Here's a recent glimpse into a French shed. A wobbly and out of focus shot due to a half-starved Alsatian straining at its chain intent on grabbing what little virility I have left, I'm relying on more knowledgeable blogistas to identify the vehicle therein. From the little to be seen, it is utilised on a very occasional basis to gather the winter log supplies and has sacks thrown over it after its spells of duty. The registration number '89' gives its location as The Yonne and this is The Puisaye area. It looks to be American and I suppose was either abandoned there after the War or became one of the many French governmental vehicles which were drafted into the likes of Les Pompiers. This one's still in Olive Drab so maybe it was 'liberated' after all? The region of The Puisaye, whilst only about an hour and three quarters from Paris remains largely 'undiscovered', particularly by Brits although the Dutch have caught on in a bigger way.

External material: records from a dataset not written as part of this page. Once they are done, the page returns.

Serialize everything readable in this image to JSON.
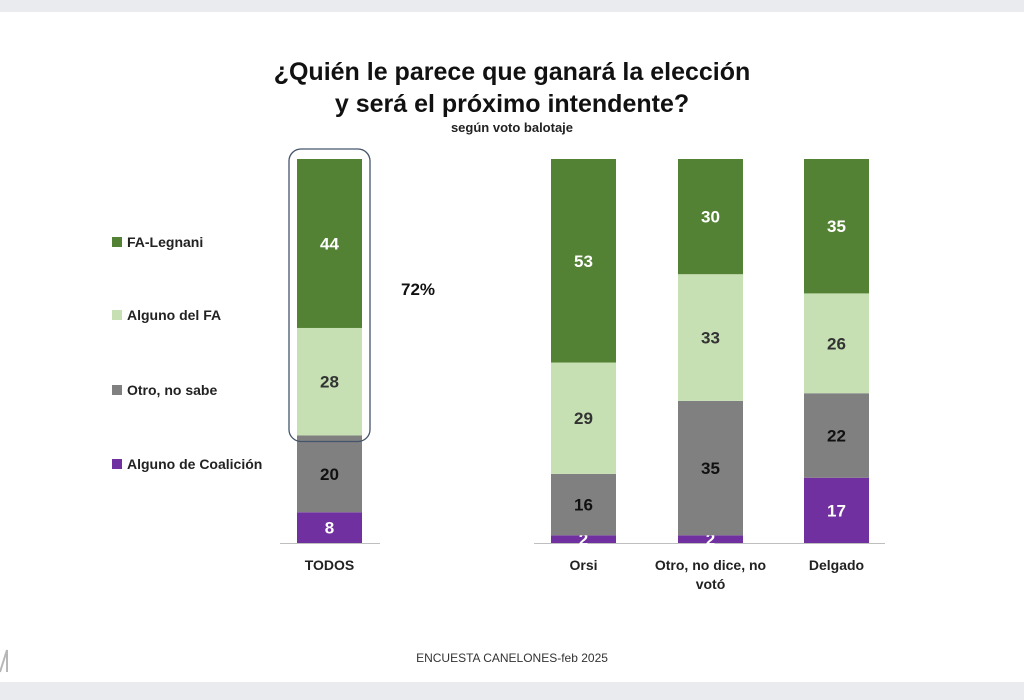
{
  "chart_data": {
    "type": "bar",
    "stacked": true,
    "title_line1": "¿Quién le parece que ganará la elección",
    "title_line2": "y será el próximo intendente?",
    "subtitle": "según voto balotaje",
    "categories": [
      "TODOS",
      "Orsi",
      "Otro, no dice, no votó",
      "Delgado"
    ],
    "category_lines": [
      [
        "TODOS"
      ],
      [
        "Orsi"
      ],
      [
        "Otro, no dice, no",
        "votó"
      ],
      [
        "Delgado"
      ]
    ],
    "series": [
      {
        "name": "Alguno de Coalición",
        "color": "#7030a0",
        "label_color": "#ffffff",
        "values": [
          8,
          2,
          2,
          17
        ]
      },
      {
        "name": "Otro, no sabe",
        "color": "#808080",
        "label_color": "#111111",
        "values": [
          20,
          16,
          35,
          22
        ]
      },
      {
        "name": "Alguno del FA",
        "color": "#c6e0b4",
        "label_color": "#333333",
        "values": [
          28,
          29,
          33,
          26
        ]
      },
      {
        "name": "FA-Legnani",
        "color": "#548235",
        "label_color": "#ffffff",
        "values": [
          44,
          53,
          30,
          35
        ]
      }
    ],
    "legend_order": [
      "FA-Legnani",
      "Alguno del FA",
      "Otro, no sabe",
      "Alguno de Coalición"
    ],
    "ylim": [
      0,
      100
    ],
    "highlight": {
      "category": "TODOS",
      "series": [
        "FA-Legnani",
        "Alguno del FA"
      ],
      "label": "72%"
    },
    "source": "ENCUESTA CANELONES-feb 2025"
  }
}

It is an area of blissfully beautiful countryside peppered with quiet villages and hamlets. If you are a night owl - forget it - everything closes down at around 7.00pm. On the bright side you can get a nice drop of Pastis 51 at 6.30am! Should the mood take you, they do a fine line in scythes and effective hand tools at the local agricultural merchant, all designed to help you tackle the wilderness you'll have to cut through to gain access to the 85,000 euro farmhouse, barn, seven hectares of woodland and a sizeable lake you've just purchased (having spent an expensive morning in the bar with the friendly local estate agent - see earlier reference to Pastis)

Friday, 5 June 2009

Ploughs and pasties

St Winnow, Cornwall near Fowey. Where else, at the end of a gorgeously remote lane would you find a roadside caravan dispensing exquisite food and providing a diversion in the form of a farming bygones and miscellany museum? The weather was kind as we sat and munched our way through homemade pasties, farm-reared pork and South Devon beef rolls of such ample proportions that we were fair tuckered by the end. The museum (or large shed as it should better be described) is educational in its diversity, covering such miscellany as wheelwrights tools, primus stoves, gas masks and what can only be described as a devotional to David Brown tractors. These red prime-movers are scattered throughout the place, poking out from under sacks, standing in dusty formation and in one unlikely pairing, hitched to an old fashioned threshing drum. I say 'unlikely' for the tractor concerned is one of those airfield jobs which used to tow bombs and aircraft around the bases of Britain - all nicely faired-in and streamlined,surely only to satisfy the designers eye, as no possible aero-dynamic advantage could be gained. The building in which this lot is housed has a familiar construct about it; telegraph poles with their id. numbers still attached and clad in that perennial favourite, corrugated iron. The smell is delicious and well known to those of us who enjoy visiting such places...oil, grease, paraffin, diesel fuel and grain, with a mixture of old sacking and hay. A short walk down to the river brings you to St Winnow Church where episodes of Poldark were filmed...which applies to most of Cornwall...but it is a fabulous building with a barrel vaulted roof and wonderful carved pew ends. The day for us was rounded off nicely with a few pints at the admirable New Inn at Tywardreath - no food, just 'salt and vinegar' or 'plain' - and a great bunch of regulars.